One important aspect of the argument that has gone without being addressed is the viewpoint of teenagers on the subject. Over 200 students, most of which living here in Mesa County, were surveyed. 81% of these youths reported that electronics are a likely cause of the mental health struggles of Gen Z. Despite possible problems that electronics cause, most of those surveyed continue to use their electronics. The fact that the survey was conducted through Instagram could present a bit of irony considering the amount of teens that stated electronics were bad for their mental health. According to many of them, the positive aspects of technology outweigh its negative mental health trade-offs. Many interviewed stated the electronics are an exceptional way of communicating with those that are not accessible. It was also frequently mentioned that social media is very good entertainment and that the internet is a useful resource for learning. 
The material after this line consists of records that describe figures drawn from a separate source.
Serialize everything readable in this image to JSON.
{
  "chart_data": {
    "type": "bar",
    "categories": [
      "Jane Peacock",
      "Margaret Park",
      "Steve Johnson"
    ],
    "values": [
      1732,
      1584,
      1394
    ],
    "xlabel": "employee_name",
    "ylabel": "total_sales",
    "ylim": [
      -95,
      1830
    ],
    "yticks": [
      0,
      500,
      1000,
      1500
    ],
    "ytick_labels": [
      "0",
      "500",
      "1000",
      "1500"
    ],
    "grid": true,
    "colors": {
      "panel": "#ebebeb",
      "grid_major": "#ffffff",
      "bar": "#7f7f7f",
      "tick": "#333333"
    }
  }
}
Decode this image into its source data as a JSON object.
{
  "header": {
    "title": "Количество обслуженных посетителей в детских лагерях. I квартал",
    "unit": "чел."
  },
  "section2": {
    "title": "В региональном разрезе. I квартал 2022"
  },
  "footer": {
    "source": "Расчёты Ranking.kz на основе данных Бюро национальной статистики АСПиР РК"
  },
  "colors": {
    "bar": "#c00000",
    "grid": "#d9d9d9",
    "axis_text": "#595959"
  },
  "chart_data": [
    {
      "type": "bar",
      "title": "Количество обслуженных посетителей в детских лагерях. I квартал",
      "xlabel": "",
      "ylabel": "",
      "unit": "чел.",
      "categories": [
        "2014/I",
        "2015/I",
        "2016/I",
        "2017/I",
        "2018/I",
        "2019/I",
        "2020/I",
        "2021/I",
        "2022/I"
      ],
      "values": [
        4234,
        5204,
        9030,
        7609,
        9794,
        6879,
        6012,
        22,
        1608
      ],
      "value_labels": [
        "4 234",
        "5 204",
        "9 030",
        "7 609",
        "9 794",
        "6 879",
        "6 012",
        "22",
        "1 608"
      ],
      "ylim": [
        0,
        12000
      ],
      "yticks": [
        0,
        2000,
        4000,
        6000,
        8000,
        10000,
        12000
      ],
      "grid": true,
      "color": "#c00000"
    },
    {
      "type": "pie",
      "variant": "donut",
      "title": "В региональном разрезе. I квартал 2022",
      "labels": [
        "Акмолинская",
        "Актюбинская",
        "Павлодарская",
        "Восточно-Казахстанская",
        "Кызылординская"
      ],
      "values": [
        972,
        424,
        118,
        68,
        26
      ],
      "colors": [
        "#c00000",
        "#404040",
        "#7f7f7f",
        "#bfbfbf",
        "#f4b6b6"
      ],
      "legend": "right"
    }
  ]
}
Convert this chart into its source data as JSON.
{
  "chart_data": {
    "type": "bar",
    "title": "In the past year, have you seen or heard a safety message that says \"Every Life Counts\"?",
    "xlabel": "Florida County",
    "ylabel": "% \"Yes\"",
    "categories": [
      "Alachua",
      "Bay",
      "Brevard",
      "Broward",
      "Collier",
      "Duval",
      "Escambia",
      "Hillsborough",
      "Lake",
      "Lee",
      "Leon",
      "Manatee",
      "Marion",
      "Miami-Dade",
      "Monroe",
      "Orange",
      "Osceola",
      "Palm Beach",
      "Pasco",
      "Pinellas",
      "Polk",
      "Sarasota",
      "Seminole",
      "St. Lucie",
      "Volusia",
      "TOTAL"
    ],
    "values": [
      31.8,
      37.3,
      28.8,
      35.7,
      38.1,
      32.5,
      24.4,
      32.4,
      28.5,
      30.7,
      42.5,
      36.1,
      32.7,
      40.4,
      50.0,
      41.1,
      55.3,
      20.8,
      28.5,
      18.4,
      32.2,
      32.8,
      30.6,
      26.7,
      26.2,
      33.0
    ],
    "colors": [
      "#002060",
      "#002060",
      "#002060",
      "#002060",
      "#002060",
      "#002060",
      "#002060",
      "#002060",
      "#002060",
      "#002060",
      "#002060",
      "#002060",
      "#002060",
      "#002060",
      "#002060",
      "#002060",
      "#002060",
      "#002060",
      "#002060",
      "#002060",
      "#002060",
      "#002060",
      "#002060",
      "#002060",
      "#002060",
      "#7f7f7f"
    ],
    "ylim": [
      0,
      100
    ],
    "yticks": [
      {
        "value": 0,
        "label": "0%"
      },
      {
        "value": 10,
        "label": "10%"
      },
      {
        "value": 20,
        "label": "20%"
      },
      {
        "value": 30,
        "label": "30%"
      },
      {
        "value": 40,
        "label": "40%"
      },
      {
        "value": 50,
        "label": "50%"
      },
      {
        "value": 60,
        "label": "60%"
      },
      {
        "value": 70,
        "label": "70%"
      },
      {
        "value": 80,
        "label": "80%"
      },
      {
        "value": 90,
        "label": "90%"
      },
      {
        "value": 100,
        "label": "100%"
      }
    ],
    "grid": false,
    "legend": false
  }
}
Whether they are contributing to poor mental health or increased anxiety, electronics are likely to be an element in Generation Z’s poor mental health. There is, of course, no way to prove that they are the main source of the lowering of happiness in Generation Z. It is quite possible that there is a mix of causes for this, but it appears that most people are on the same page about electronics being a contributing factor. The raging warfare over technology between parents, their children, and the rest of society will continue. There is no true way to predict the outcome, but we can always try to keep a clear view on the problem.